A nasty feeling of unease crept into Sakon's stomach. Well, it looked like that centerpiece wasn't going to get finished on time. The square cut a sadder sight than ever now, made up solely of one single carpenter and a mangy, fleabitten mutt.

This carnival was going to be the most depressing one yet. That is, if it went ahead. His attention drifted to the moon.

He wondered if they would even live to see the carnival.

His reverie was broken as he felt something digging into the small of his back through the burlap of the sack. Suddenly, he was reminded of the mask, and visions of rupees danced through his mind. He perked up instantly, and hurried across the square to the west side, all thoughts of the moon forgotten.

Sakon passed by those weird dancing sisters, scarcely noticing that they now seemed to have found a proper dance to practice. He hurried by the bomb shop and the trading post, briefly pausing to spit on the door of each, before finally reaching the curiosity shop. Gathering all his wit, charm, and general suaveness, Sakon headed inside.

The very second he opened the door, he was hit with an overpoweringly heavy scent. It made his head swim. The various curios and knick-knacks on display blurred into each other, and, through the haze, Sakon spotted who he liked to call the Curiosity Shop Guy. The man was only in his mid-thirties, and yet was already balding. Admittedly, Sakon was in his late twenties and was already completely bald, but a balding head is a lot more sad-looking than a bald one. Especially with that combover the Curiosity Shop Guy was trying to pull off.

The guy leaned on the counter, having kept his bored expression perfectly static while Sakon entered. As Sakon made his way over to the him, the guy picked something out of his ratty moustache and flicked it away.

"Hello, my dear friend!" Sakon cried, fixing the most violently friendly expression he could muster on his face. "I see that you're burning a new type of incense!"

The Curiosity Shop Guy's face remained impassable. In the gloom, Sakon could hardly make out his eyes through those tacky sunglasses.

Eventually, he heaved a sigh. "Yeah. It's a new type. Sandalwood." Without bothering to be discrete, he picked at some food stuck between his teeth. "Anyway. What do you got for me today?"

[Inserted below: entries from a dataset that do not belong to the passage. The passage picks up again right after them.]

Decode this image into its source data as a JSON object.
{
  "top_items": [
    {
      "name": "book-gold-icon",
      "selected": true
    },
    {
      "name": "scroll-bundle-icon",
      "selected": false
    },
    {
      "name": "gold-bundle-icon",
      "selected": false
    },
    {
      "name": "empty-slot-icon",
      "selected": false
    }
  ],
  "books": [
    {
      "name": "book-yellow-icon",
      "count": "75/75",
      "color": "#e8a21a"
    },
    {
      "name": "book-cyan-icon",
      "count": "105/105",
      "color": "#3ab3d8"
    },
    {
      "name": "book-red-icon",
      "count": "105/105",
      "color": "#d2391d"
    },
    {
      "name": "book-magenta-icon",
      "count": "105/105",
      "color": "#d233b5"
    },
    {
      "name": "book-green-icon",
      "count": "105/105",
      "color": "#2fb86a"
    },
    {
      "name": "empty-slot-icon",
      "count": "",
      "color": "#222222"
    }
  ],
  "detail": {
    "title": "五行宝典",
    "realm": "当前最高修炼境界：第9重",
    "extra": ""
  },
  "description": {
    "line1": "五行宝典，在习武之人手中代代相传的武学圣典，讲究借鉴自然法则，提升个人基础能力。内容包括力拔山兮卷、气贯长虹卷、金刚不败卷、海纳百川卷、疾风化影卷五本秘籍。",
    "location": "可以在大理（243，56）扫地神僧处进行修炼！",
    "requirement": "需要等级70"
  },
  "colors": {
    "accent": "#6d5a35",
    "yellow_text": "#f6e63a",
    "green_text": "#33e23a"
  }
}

Sakon's eyes sparked. "Why, I'm glad you asked, old buddy, old pal. Take a look at this!" With a flourish that he felt demanded fanfare, Sakon whipped the All-Night mask from his sack and presented it with a sweep.

The Curiosity Shop Guy looked down at the mask for about a second before looking back up at Sakon. "I'll give you thirty for it."

The metaphorical rupees in Sakon's eyes fell out with a clink. "B-b-but, take a look at the craftsmanship! The craftsmanship! Work like this isn't easy to come by!"

Lamplight dully glinted off of the guy's sunglasses. "Thirty-five."

For the first time, Sakon's shallow facade slipped. He placed both his hands on the counter and leaned close to the Curiosity Shop Guy.

"Look, my friend. I don't think you understand the day I've had. Look at this mask. I wouldn't say this mask is worth any less than a hundred rupees, wouldn't you?"

"Fifty. Take it or leave it."

"Thank you!" Sakon shoved the mask into the Curiosity Shop Guy's lap and accepted the purple rupee. As he headed towards the door, leaving the guy to write a price tag of five hundred rupees on the mask, he suddenly froze.

Slowly, Sakon swivelled around. He carefully studied each item for sale, gently skirting over each golden statue and stuffed like-like with his eyes, before coming to rest on a painting on the far wall. He narrowed his eyes.

The Curiosity Shop Guy, not even bothering to hide what he was doing, noticed his staring and raised an eyebrow. "Anything wrong?" he asked.

Calmly, Sakon's eyes moved to him. "No. Nothing's wrong," he replied lightly. "Have a good night."

As he headed out into the evening air, Sakon threw a final glance towards the painting. Its eyes had disappeared.

Someone else had been in the shop. And they had been watching him.